The order by Governor Brian Schweitzer, a Democrat, cited worries about brucellosis, a bacterial infection that can cause cows to miscarry, to temporarily delay government plans to ship buffalo exposed to the disease to slaughterhouses in Montana.
Schweitzer's move is the latest twist in a weeks-long saga over buffalo, or bison, that sought to escape the deep snows of Yellowstone Park in search of food in nearby Montana lowlands.
Government wranglers have corralled 525 of the straying bison, 217 of which have tested positive for exposure to brucellosis and were slated to be killed.
Tensions over the fate of the iconic Western animals have mounted in recent weeks, with conservationists seeking a stay of execution in U.S. District Court. A federal judge on Monday denied that request.
Saying that Montana lawmakers and cattle ranchers believe importation of Yellowstone bison presents "an unacceptable risk for the transmission of brucellosis," Schweitzer banned the animals from the state for 90 days.
Bison advocates welcomed the temporary reprieve.
"The effect is a stay of execution so we're very grateful for this news," said Dan Brister, head of Buffalo Field Campaign, one of several conservation, tribal and sportsmen groups that sued to save the bison from slaughter.

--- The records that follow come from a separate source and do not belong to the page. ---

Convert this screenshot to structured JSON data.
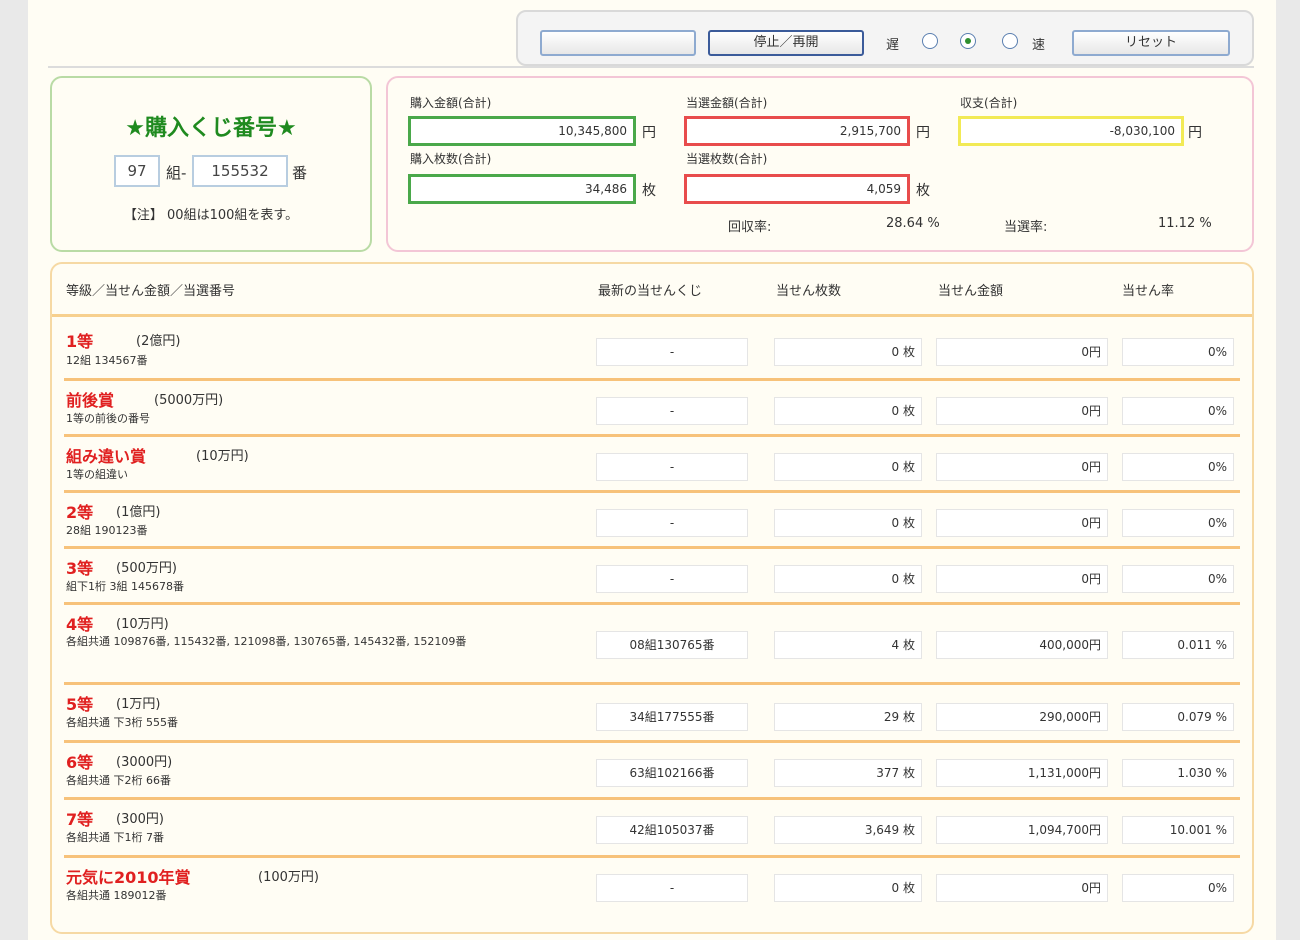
{
  "controls": {
    "start_label": "",
    "pause_label": "停止／再開",
    "speed_slow": "遅",
    "speed_fast": "速",
    "reset_label": "リセット",
    "speed_selected": "medium"
  },
  "number_box": {
    "title": "★購入くじ番号★",
    "group": "97",
    "group_unit": "組-",
    "number": "155532",
    "number_unit": "番",
    "note": "【注】 00組は100組を表す。"
  },
  "summary": {
    "purchase_amount_label": "購入金額(合計)",
    "purchase_amount": "10,345,800",
    "winning_amount_label": "当選金額(合計)",
    "winning_amount": "2,915,700",
    "balance_label": "収支(合計)",
    "balance": "-8,030,100",
    "yen": "円",
    "purchase_count_label": "購入枚数(合計)",
    "purchase_count": "34,486",
    "winning_count_label": "当選枚数(合計)",
    "winning_count": "4,059",
    "sheet": "枚",
    "recovery_label": "回収率:",
    "recovery_value": "28.64 %",
    "win_rate_label": "当選率:",
    "win_rate_value": "11.12 %"
  },
  "table": {
    "headers": [
      "等級／当せん金額／当選番号",
      "最新の当せんくじ",
      "当せん枚数",
      "当せん金額",
      "当せん率"
    ],
    "rows": [
      {
        "name": "1等",
        "amount": "(2億円)",
        "desc": "12組 134567番",
        "latest": "-",
        "count": "0 枚",
        "money": "0円",
        "rate": "0%"
      },
      {
        "name": "前後賞",
        "amount": "(5000万円)",
        "desc": "1等の前後の番号",
        "latest": "-",
        "count": "0 枚",
        "money": "0円",
        "rate": "0%"
      },
      {
        "name": "組み違い賞",
        "amount": "(10万円)",
        "desc": "1等の組違い",
        "latest": "-",
        "count": "0 枚",
        "money": "0円",
        "rate": "0%"
      },
      {
        "name": "2等",
        "amount": "(1億円)",
        "desc": "28組 190123番",
        "latest": "-",
        "count": "0 枚",
        "money": "0円",
        "rate": "0%"
      },
      {
        "name": "3等",
        "amount": "(500万円)",
        "desc": "組下1桁 3組 145678番",
        "latest": "-",
        "count": "0 枚",
        "money": "0円",
        "rate": "0%"
      },
      {
        "name": "4等",
        "amount": "(10万円)",
        "desc": "各組共通 109876番, 115432番, 121098番, 130765番, 145432番, 152109番",
        "latest": "08組130765番",
        "count": "4 枚",
        "money": "400,000円",
        "rate": "0.011 %"
      },
      {
        "name": "5等",
        "amount": "(1万円)",
        "desc": "各組共通 下3桁 555番",
        "latest": "34組177555番",
        "count": "29 枚",
        "money": "290,000円",
        "rate": "0.079 %"
      },
      {
        "name": "6等",
        "amount": "(3000円)",
        "desc": "各組共通 下2桁 66番",
        "latest": "63組102166番",
        "count": "377 枚",
        "money": "1,131,000円",
        "rate": "1.030 %"
      },
      {
        "name": "7等",
        "amount": "(300円)",
        "desc": "各組共通 下1桁 7番",
        "latest": "42組105037番",
        "count": "3,649 枚",
        "money": "1,094,700円",
        "rate": "10.001 %"
      },
      {
        "name": "元気に2010年賞",
        "amount": "(100万円)",
        "desc": "各組共通 189012番",
        "latest": "-",
        "count": "0 枚",
        "money": "0円",
        "rate": "0%"
      }
    ]
  }
}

The Yellowstone bison, which number 3,700, are prized as the nation's last purebred herd of wild buffalo. The wildlife such as bison draw millions of visitors every year to Yellowstone.

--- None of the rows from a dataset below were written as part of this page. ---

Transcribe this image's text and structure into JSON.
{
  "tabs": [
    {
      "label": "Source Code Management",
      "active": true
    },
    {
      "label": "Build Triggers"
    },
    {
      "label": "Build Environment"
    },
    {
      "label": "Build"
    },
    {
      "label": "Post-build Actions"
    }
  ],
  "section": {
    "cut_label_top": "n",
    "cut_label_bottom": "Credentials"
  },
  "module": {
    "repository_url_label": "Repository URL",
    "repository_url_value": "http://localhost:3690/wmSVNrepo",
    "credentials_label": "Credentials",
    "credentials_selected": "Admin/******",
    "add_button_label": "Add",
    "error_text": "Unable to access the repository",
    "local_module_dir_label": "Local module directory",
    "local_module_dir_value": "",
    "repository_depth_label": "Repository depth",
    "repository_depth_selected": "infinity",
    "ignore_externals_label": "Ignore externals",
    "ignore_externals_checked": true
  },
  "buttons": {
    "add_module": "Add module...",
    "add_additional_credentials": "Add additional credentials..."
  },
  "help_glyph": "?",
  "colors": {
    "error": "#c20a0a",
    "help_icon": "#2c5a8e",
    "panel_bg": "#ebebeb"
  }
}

It is not the first time that Montana's maverick governor has charged into a debate over wild bison.
In 2006, Schweitzer began brokering a deal with ranchers fearing the loss of the state's brucellosis-free status, which helps to maintain the market value of Montana cattle, and conservationists lobbying to protect the bison. The negotiations ultimately expanded the range Yellowstone bison could roam outside Yellowstone National Park without threat of execution.
Yellowstone officials on Tuesday said the governor's order was still under review.